TRIBUNNEWS.COM, JAKARTA – Kepala negara Vatikan sekaligus pemimpin umat Katolik sedunia Paus Fransiskus akan berkunjung ke Indonesia pada 3-6 September 2024.

Bagi alumni penerima beasiswa Yayasan Nostra Aetate di Vatikan Dewi Praswida, kedatangan Paus Fransiskus sangat dinantikan.

Dewi memiliki kesan rasa toleransi agama yang amat tinggi di Vatikan seperti yang terjadi di Indonesia.

Baca juga: Sambut Gembira Rencana Kunjungan Paus Fransiskus ke Indonesia, Dewi Praswida: Beliau Sosok Progresif

“Ada yang sama yaitu toleransinya. Indonesia ini kan sangat toleran ya bagi saya ya. Di Vatikan itu juga sangat toleran,” akunya saat podcast di Kantor Tribun Network, Palmerah, Jakarta, Selasa (11/6/2024).

Dia mengamati di Vatikan, Romo maupun Suster berseliweran memakai Collar.

Dari sudut pandangnya, banyak orang Asia dan Afrika yang berjualan cinderamata di Coloseum yang mayoritas beragama Islam.

Dewi kerap melihat umat Muslim yang melaksanakan salat di rerumputan tetapi tidak dipermasalahkan.

BERITA REKOMENDASI

“Itu (sholat” gak ada yang masalahin. Jadi menurut saya bagus lah. Maksudnya di sana itu kan benar-benar pusat kekristenan ya. Khususnya hari ini adalah Katolik. Tapi seperti itu gak masalah,” lanjut aktivis Gusdurian ini.

Dewi Praswida gadis kelahiran Semarang, Jawa Tengah ini pernah bersalaman langsung dengan Paus Fransiskus saat masih menjalankan program beasiswanya.

Dia satu di antara pemudi di dunia yang berkesempatan bertemu dengan Paus Fransiskus dan kini menjadi perbincangan di media sosial.

Simak wawancara Host Tribun Network Geok Mengwan dengan Dewi Praswida:

Mbak ke Vatikan kan untuk studi ya. Bisa dijelaskan terlebih dahulu mungkin sebelum kita berbicara lebih jauh soal pertemuan dengan Paus Fransiskus?

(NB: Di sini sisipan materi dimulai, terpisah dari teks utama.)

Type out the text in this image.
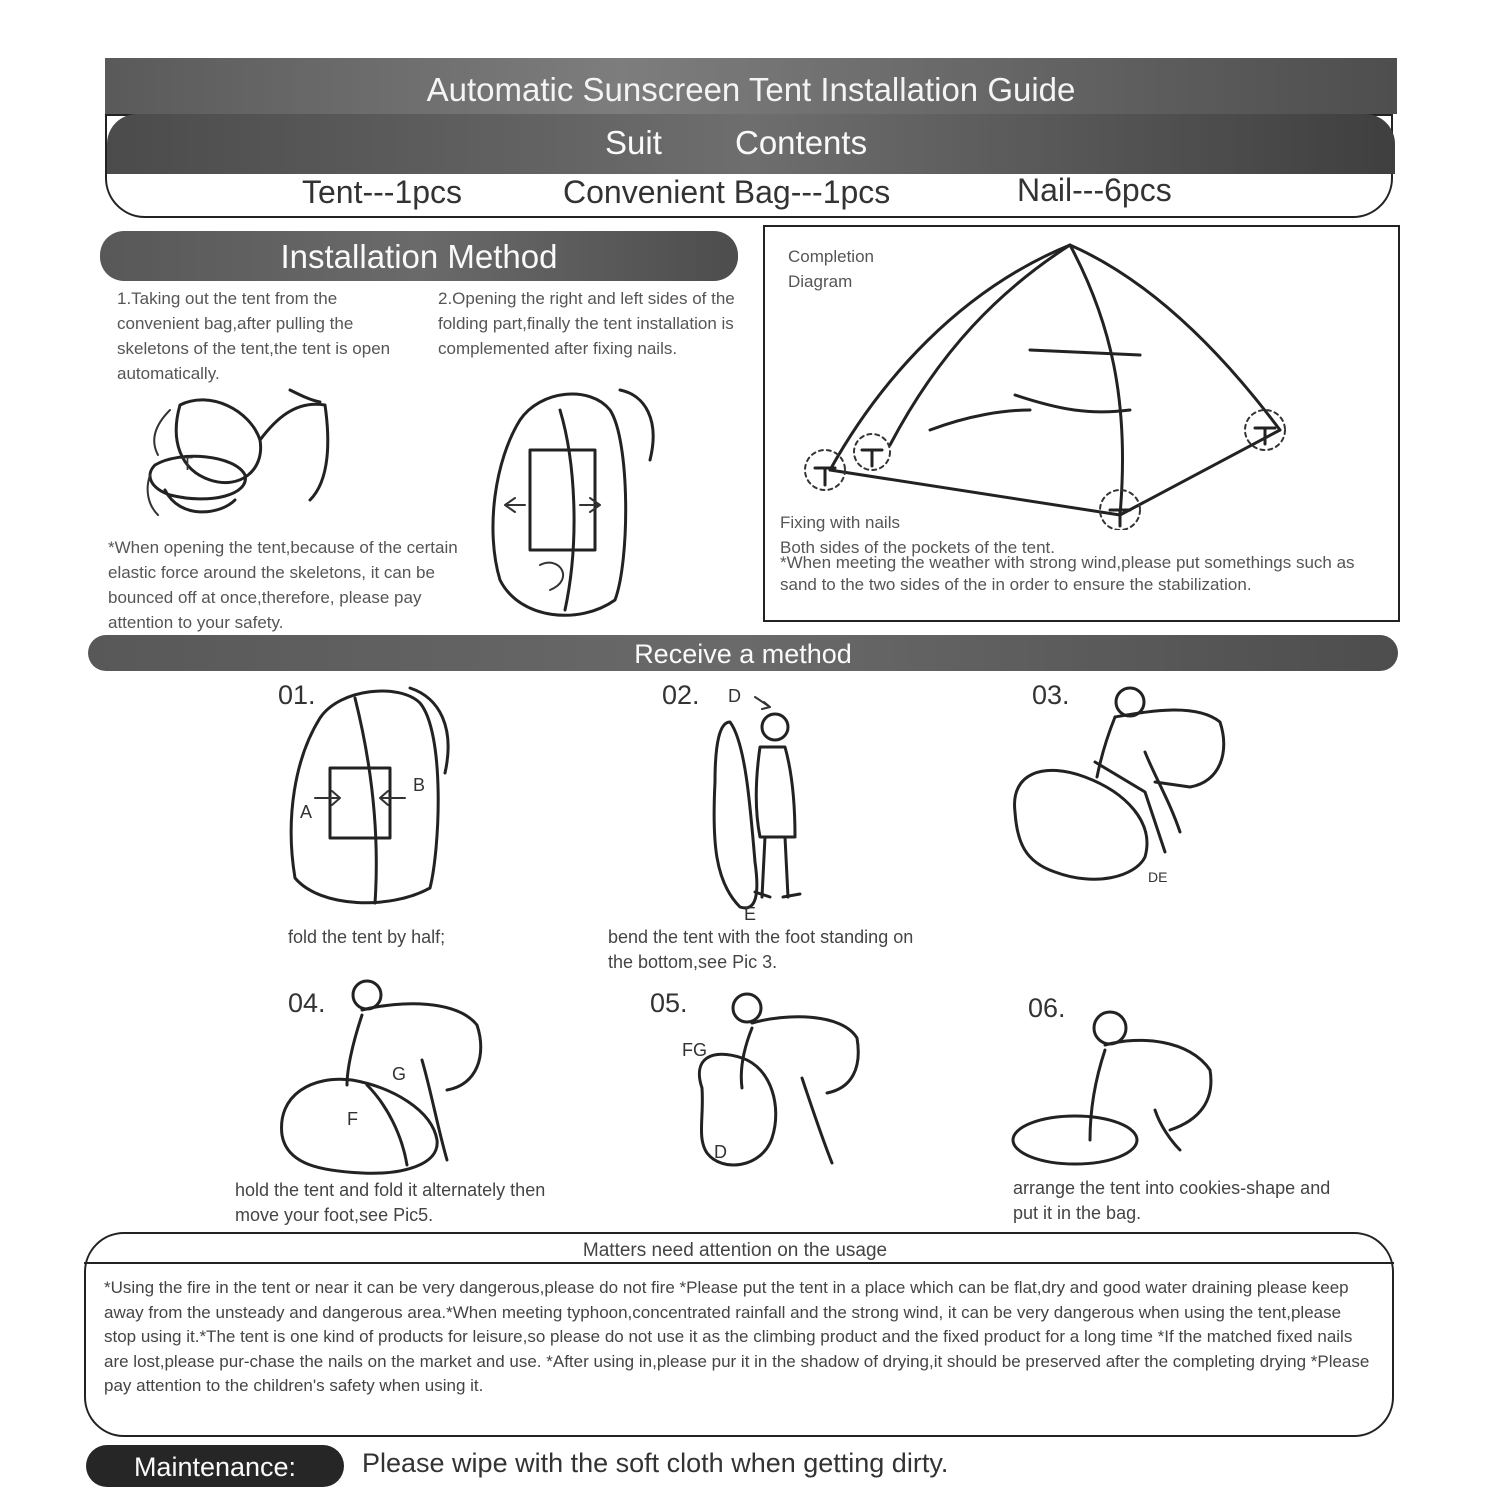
Automatic Sunscreen Tent Installation Guide
Suit Contents
Tent---1pcs	Convenient Bag---1pcs	Nail---6pcs
Installation Method
1.Taking out the tent from the convenient bag,after pulling the skeletons of the tent,the tent is open automatically.
2.Opening the right and left sides of the folding part,finally the tent installation is complemented after fixing nails.
*When opening the tent,because of the certain elastic force around the skeletons, it can be bounced off at once,therefore, please pay attention to your safety.
T
Completion
Diagram
Fixing with nails
Both sides of the pockets of the tent.
*When meeting the weather with strong wind,please put somethings such as sand to the two sides of the in order to ensure the stabilization.
Receive a method
01.
A
B
fold the tent by half;
02. D
E
bend the tent with the foot standing on the bottom,see Pic 3.
03.
DE
04.
G
F
hold the tent and fold it alternately then move your foot,see Pic5.
05.
FG
D
06.
arrange the tent into cookies-shape and put it in the bag.
Matters need attention on the usage
*Using the fire in the tent or near it can be very dangerous,please do not fire *Please put the tent in a place which can be flat,dry and good water draining please keep away from the unsteady and dangerous area.*When meeting typhoon,concentrated rainfall and the strong wind, it can be very dangerous when using the tent,please stop using it.*The tent is one kind of products for leisure,so please do not use it as the climbing product and the fixed product for a long time *If the matched fixed nails are lost,please pur-chase the nails on the market and use. *After using in,please pur it in the shadow of drying,it should be preserved after the completing drying *Please pay attention to the children's safety when using it.
Maintenance:	Please wipe with the soft cloth when getting dirty.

Kalau ditanya kenapa saya bisa berada di sana, tentu secara administrasi itu karena beasiswa.

Tapi lebih jauh lagi kenapa bisa, karena saya memiliki kemauan untuk berpikir terbuka, untuk bergaul dengan yang lain yang berbeda. Itulah salah satu modal kuat yang bisa membawa saya ke sana, Mbak.

Memang di sana belajar soal apa sih Mbak?

Kalau secara akademiknya, saya belajar tentang sejarah agama-agama besar dunia. Lalu saya juga belajar tentang teologi in contrast.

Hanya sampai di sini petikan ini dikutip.